Nov 282010
 

The Trolley Problem was more or less invented by Philippa Foot, a British philosopher who died last month, and whose illustrious career at Oxford was overshadowed in her memorials by this funny little brainteaser that is not complicated, but very deep.

A powerful authority in the postwar upheaval in moral philosophy, Foot distilled her thinking about the principle of double effect (that is, a single action can have simultaneous good and bad outcomes) to the problem of the “trolley,” in which a runaway train is heading for five people working on the track, and you can save them by diverting the train onto a spur where a single man is working, killing him but saving the five.

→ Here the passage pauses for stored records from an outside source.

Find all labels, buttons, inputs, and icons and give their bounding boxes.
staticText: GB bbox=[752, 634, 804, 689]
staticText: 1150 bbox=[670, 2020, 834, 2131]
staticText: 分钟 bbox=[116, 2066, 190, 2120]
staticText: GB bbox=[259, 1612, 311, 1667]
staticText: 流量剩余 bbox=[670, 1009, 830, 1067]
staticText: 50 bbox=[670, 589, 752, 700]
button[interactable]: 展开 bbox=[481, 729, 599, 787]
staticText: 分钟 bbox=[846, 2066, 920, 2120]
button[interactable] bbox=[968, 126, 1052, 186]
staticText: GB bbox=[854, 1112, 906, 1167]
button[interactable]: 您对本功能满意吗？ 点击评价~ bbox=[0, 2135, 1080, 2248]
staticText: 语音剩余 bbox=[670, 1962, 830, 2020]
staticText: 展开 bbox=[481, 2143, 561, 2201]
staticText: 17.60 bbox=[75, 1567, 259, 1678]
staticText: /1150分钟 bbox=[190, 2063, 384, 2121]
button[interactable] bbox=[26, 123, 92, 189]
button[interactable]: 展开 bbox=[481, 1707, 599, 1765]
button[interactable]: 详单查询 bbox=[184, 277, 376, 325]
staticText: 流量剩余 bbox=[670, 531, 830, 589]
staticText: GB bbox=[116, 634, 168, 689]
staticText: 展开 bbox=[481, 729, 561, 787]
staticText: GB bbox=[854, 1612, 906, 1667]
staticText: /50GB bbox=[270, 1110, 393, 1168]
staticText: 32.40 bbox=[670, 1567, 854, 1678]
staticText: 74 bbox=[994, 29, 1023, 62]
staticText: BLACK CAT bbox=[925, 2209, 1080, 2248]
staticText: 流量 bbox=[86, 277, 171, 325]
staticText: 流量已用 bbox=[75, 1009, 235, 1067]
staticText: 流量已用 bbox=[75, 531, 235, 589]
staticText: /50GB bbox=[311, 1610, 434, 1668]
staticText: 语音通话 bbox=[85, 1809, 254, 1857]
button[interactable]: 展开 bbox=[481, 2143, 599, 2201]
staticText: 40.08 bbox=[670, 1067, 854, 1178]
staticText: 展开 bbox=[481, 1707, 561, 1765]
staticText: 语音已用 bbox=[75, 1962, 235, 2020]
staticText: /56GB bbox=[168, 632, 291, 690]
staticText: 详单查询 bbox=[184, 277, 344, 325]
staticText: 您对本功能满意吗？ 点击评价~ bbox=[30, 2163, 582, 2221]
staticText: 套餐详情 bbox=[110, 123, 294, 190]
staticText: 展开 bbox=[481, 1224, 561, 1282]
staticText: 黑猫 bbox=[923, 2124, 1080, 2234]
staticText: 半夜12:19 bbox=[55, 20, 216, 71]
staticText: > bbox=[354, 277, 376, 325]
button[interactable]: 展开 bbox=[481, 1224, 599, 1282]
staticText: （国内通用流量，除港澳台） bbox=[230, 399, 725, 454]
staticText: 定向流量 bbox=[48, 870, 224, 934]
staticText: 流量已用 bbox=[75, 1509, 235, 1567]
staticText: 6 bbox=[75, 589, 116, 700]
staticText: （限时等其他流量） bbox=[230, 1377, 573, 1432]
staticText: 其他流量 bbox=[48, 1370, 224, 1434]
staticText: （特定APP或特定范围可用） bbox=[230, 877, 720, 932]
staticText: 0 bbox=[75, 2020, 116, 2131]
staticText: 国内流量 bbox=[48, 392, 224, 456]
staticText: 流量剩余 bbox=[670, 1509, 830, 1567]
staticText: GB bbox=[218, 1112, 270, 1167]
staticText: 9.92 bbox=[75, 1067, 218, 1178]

Should you divert it? Most people say yes, because you do not intend to kill the man. He is just collateral damage to the greater good of saving the five, and his death is morally neutral.

via The National Post

DG came upon this intriguing reference while drinking his Sunday morning coffee, snow and ice everywhere. DG read philosophy at Edinburgh early in the last half of the last century and Philippa Foot was then a name in the air. He read her book on ethics. DG did his dissertation on Kant’s ethics, trying to figure out how Kant thought the ethical impulse arose in people (now, of course, dg doesn’t think it arises anywhere except maybe in his dog). There was an interesting Moral Sense school in Britain at one time, a cross between philosophy and psychology (or what Kant called philosophical anthropology). The idea of a moral sense now seems to have found its way into the school of evolutionary psychology which seeks to reduce human behaviour to genes in one way or another which, as dg sees it, is just another dubious way of reducing us to the animal and eliminating the human spirit (whatever that is, says dg’s dog). Still the Trolley Problem is intriguing as a mind experiment and certainly a better way to waste your time than those insidious mind games you all insist we keep on the blogroll.

You can take Marc Hauser’s MST (Moral Sense Test) here.  Hauser was a Harvard evolutionary psychologist.

Of course, Marc Hauser’s research into the moral sense failed to discover the existence of such in himself—he has been sent away from Harvard for a series of research improprieties. This makes the whole thing very intriging.